Chaim's Birthday begins Monday Night and ends Tuesday Night.Not only Chabad all chasidim.
This year when Chaim's birthday is over, Chabad mourns that his birthday is over since 21 Tevet is a great day and it's sad that it will be over. Therefore, they won't study Torah until Midnight. Instead, they will play chess. VeHaMavin Yavin!
Happy Birthday Chaim and may you have 57 more! :dance: :dance: :dance:
Question: Is it halachically permissible to celebrate birthdays?I think you answered your own question.
In Judaism, the perspective on birthday celebrations is disputed by various rabbis.[18] In the Hebrew Bible, the one single mention of a celebration being held in commemoration of someone's day of birth is for the Egyptian Pharaoh which is recorded in Genesis 40:20.[19] Rabbi Moshe Feinstein always acknowledged birthdays.[20] The Lubavitcher Rebbe encouraged people to celebrate their birthdays, by gathering friends, making positive resolutions, and through various religious observances.[21] According to Rabbi Yissocher Frand, the anniversary of a person's birth is a special day for that person's prayers to be accepted.[22]

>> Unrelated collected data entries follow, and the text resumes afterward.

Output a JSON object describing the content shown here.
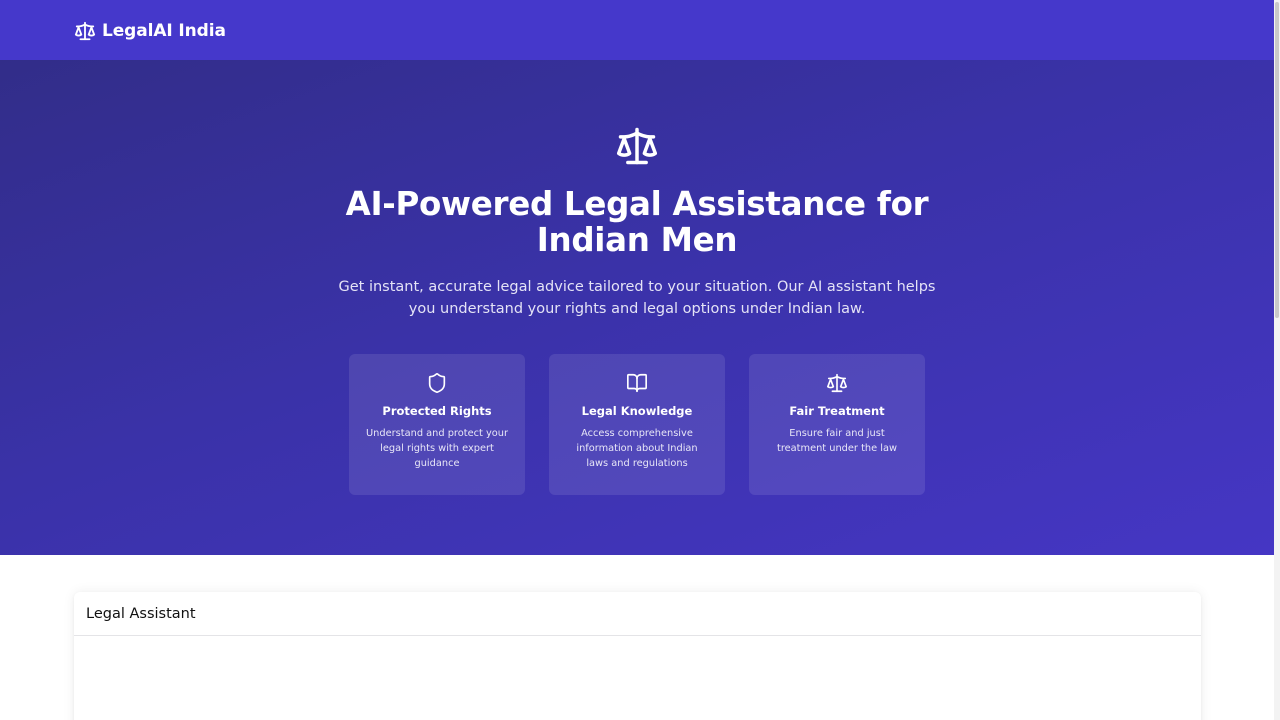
{
  "navbar": {
    "brand": "LegalAI India",
    "brand_icon": "scale-icon",
    "background": "#4538cb"
  },
  "hero": {
    "icon": "scale-icon",
    "title": "AI-Powered Legal Assistance for Indian Men",
    "subtitle": "Get instant, accurate legal advice tailored to your situation. Our AI assistant helps you understand your rights and legal options under Indian law.",
    "gradient": [
      "#322d89",
      "#4536c4"
    ]
  },
  "features": [
    {
      "icon": "shield-icon",
      "title": "Protected Rights",
      "description": "Understand and protect your legal rights with expert guidance"
    },
    {
      "icon": "book-open-icon",
      "title": "Legal Knowledge",
      "description": "Access comprehensive information about Indian laws and regulations"
    },
    {
      "icon": "scale-icon",
      "title": "Fair Treatment",
      "description": "Ensure fair and just treatment under the law"
    }
  ],
  "assistant_panel": {
    "title": "Legal Assistant"
  }
}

The bar mitzvah of 13-year-old Jewish boys, or bat mitzvah for 12-year-old Jewish girls, is perhaps the only Jewish celebration undertaken in what is often perceived to be in coalition with a birthday. Despite modern celebrations where the secular "birthday" element often overshadows the essence of it as a religious rite, the essence of a bar mitzvah or bat mitzvah celebration is entirely religious in origin (i.e. the attainment of religious maturity according to Jewish law), however, and not secular. With or without the birthday celebration, the child nevertheless becomes a bar mitzvah or bat mitzvah, and the celebration may be on that day or any date after it.

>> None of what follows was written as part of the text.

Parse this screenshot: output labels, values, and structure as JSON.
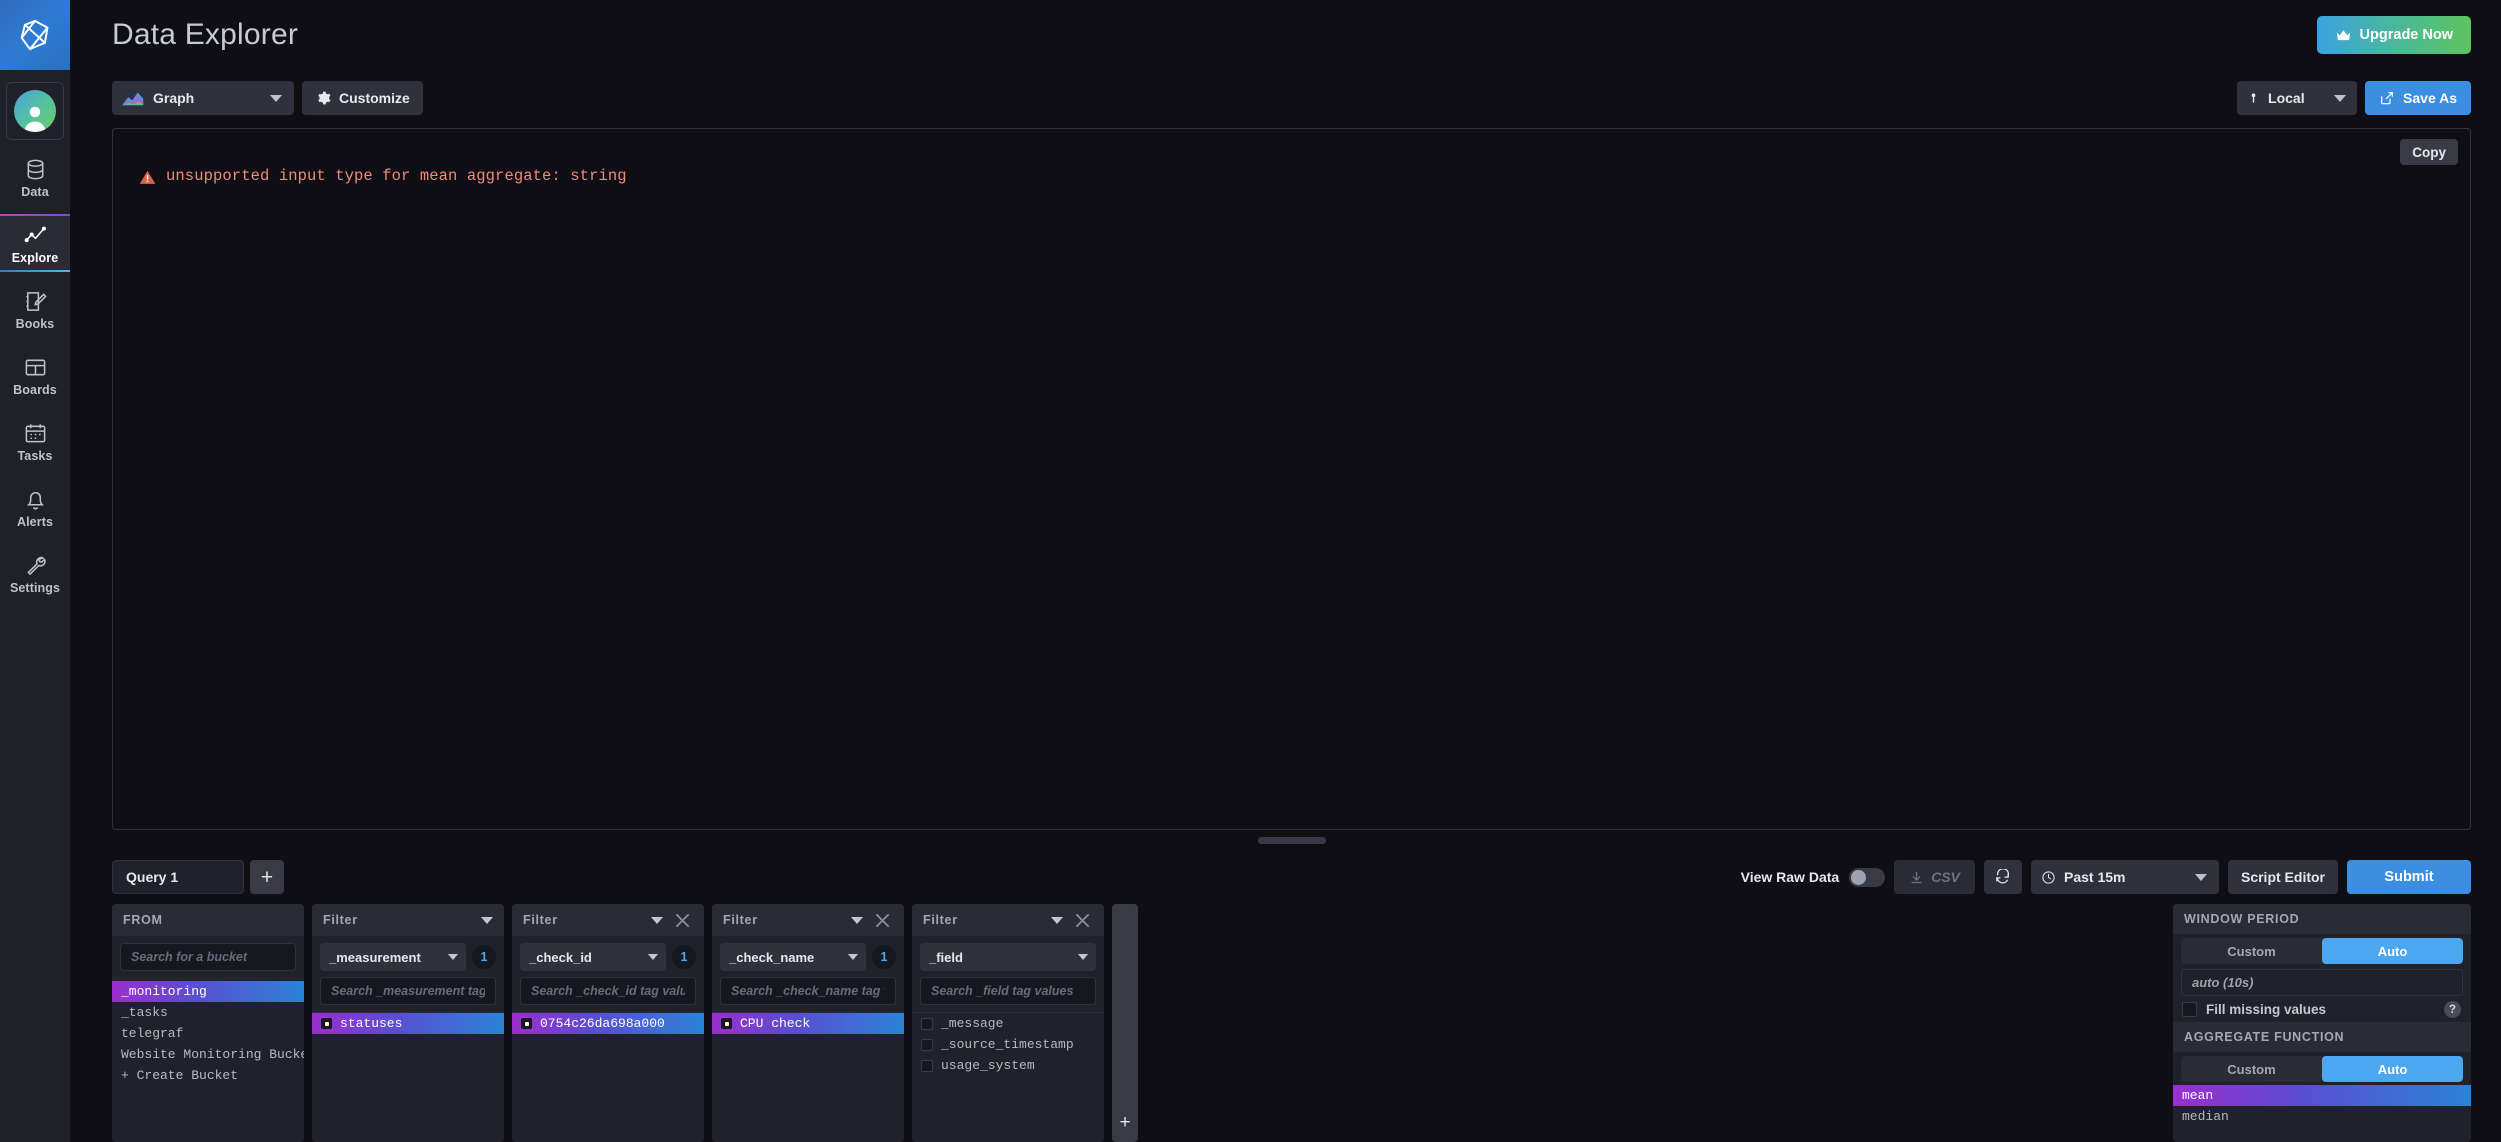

I pointed this out in another thread. Birthdays are not celebrated for any of our Gedolim, and our memories of them usually result from remembering their death date (yartzeit). As Tag pointed out in that thread, Moshe was born and died on the same day (learned from the Gemara)...
I follow as Chabad teaches, that a birthday can be celebrated among friends and family but it is not a big affair.